You are viewing a plain text version of this content. The canonical link for it is here.
Posted to dev@jackrabbit.apache.org by Walter <wa...@builditglobal.com> on 2005/08/08 14:50:24 UTC
compliance certificate
I want to thank those of you who logged onto our site. May I assume
that the reason we have not received any comments, or offer to help us
work with JCR compliant data exchange is that we did not use Jackrabbit
and this is a Jackrabbit development site.
Please no that I was 3 months into our development before we learned
about the Jackrabbit implementation and after removing the Slide
repository due to problems with our implementation, I was not ready to
start from scratch with another implementation. So those who are
offended that we did not support Jackrabbit, I'm sorry to say it was a
financial decision for us as a small company.
Finally, I would still like someone to respond to the following
questions, if interested:
Who can perform a Level One certification for us and is this possible?
Has there been any companies certified fully compliant?
Does anyone what would be the best way for me to test our repository for
data integration from other certified repositories across the internet?
I understand that I can get access to other non-compliant repositories
after I build a connector for the data, but I am trying to avoid this
expense if possible.
I'm sorry if these sound like basic business questions rather than
properly defined technical questions, but supporting this JCR repository
compliance is something I do not want to drop now that we are so close.
I suspect there are lots of certified compliant repositories out there
since the release, but I am not running in the circles to know who these
companies are at this time.
Any specific suggestions will be helpful. Also, if there is any code
that you would like me to commit to your efforts, and it will not
require me releasing everything I've built, I would be more than happy
to consider contributing to your efforts. I understand Day has a
proprietary system, and has not contributed all their code to this open
source effort, but I could be wrong.
Thanks for the opportunity to participate.
Walt.
Re: compliance certificate
Posted by "Roy T. Fielding" <fi...@gbiv.com>.
Walter, Apache Jackrabbit is an open source project. It is not a
generic JCR support forum. Some of the questions you are asking are
not appropriate for the jackrabbit-dev mailing list.
> Finally, I would still like someone to respond to the following
> questions, if interested:
>
> Who can perform a Level One certification for us and is this possible?
You can do that yourself using the TCK provided for JSR 170.
Please go to the JSR 170 site and follow the download links.
> Has there been any companies certified fully compliant?
Companies don't get certified -- implementations do. I don't think
that the information you are requesting is public knowledge.
> Any specific suggestions will be helpful. Also, if there is any code
> that you would like me to commit to your efforts, and it will not
> require me releasing everything I've built, I would be more than happy
> to consider contributing to your efforts. I understand Day has a
> proprietary system, and has not contributed all their code to this
> open source effort, but I could be wrong.
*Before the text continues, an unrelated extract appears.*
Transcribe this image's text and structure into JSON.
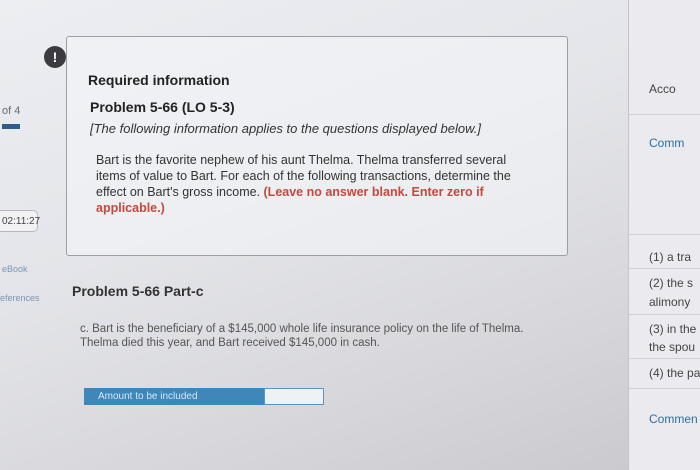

Day has many products, some of which contain parts licensed from
third-parties that cannot be made open source. What Day licensed
to Apache to create Jackrabbit is the heart of Day's current generation
content repository (CRX) and content management system (Communiqué).
Those software products have many features not included in a JCR
implementation, in addition to commercial support, and Day licenses
that software as closed source in order to pay many of our salaries
(among other things).
Jackrabbit, however, is now an Apache product that combines
contributions from many companies and individuals.
All contributions are voluntary. I think what you should do is
figure out what parts of your code *you* would want to see in some
future version of jackrabbit such that it would enable you to
replace your current JCR implementation with the Apache one.
That would allow you to leverage all the development effort here.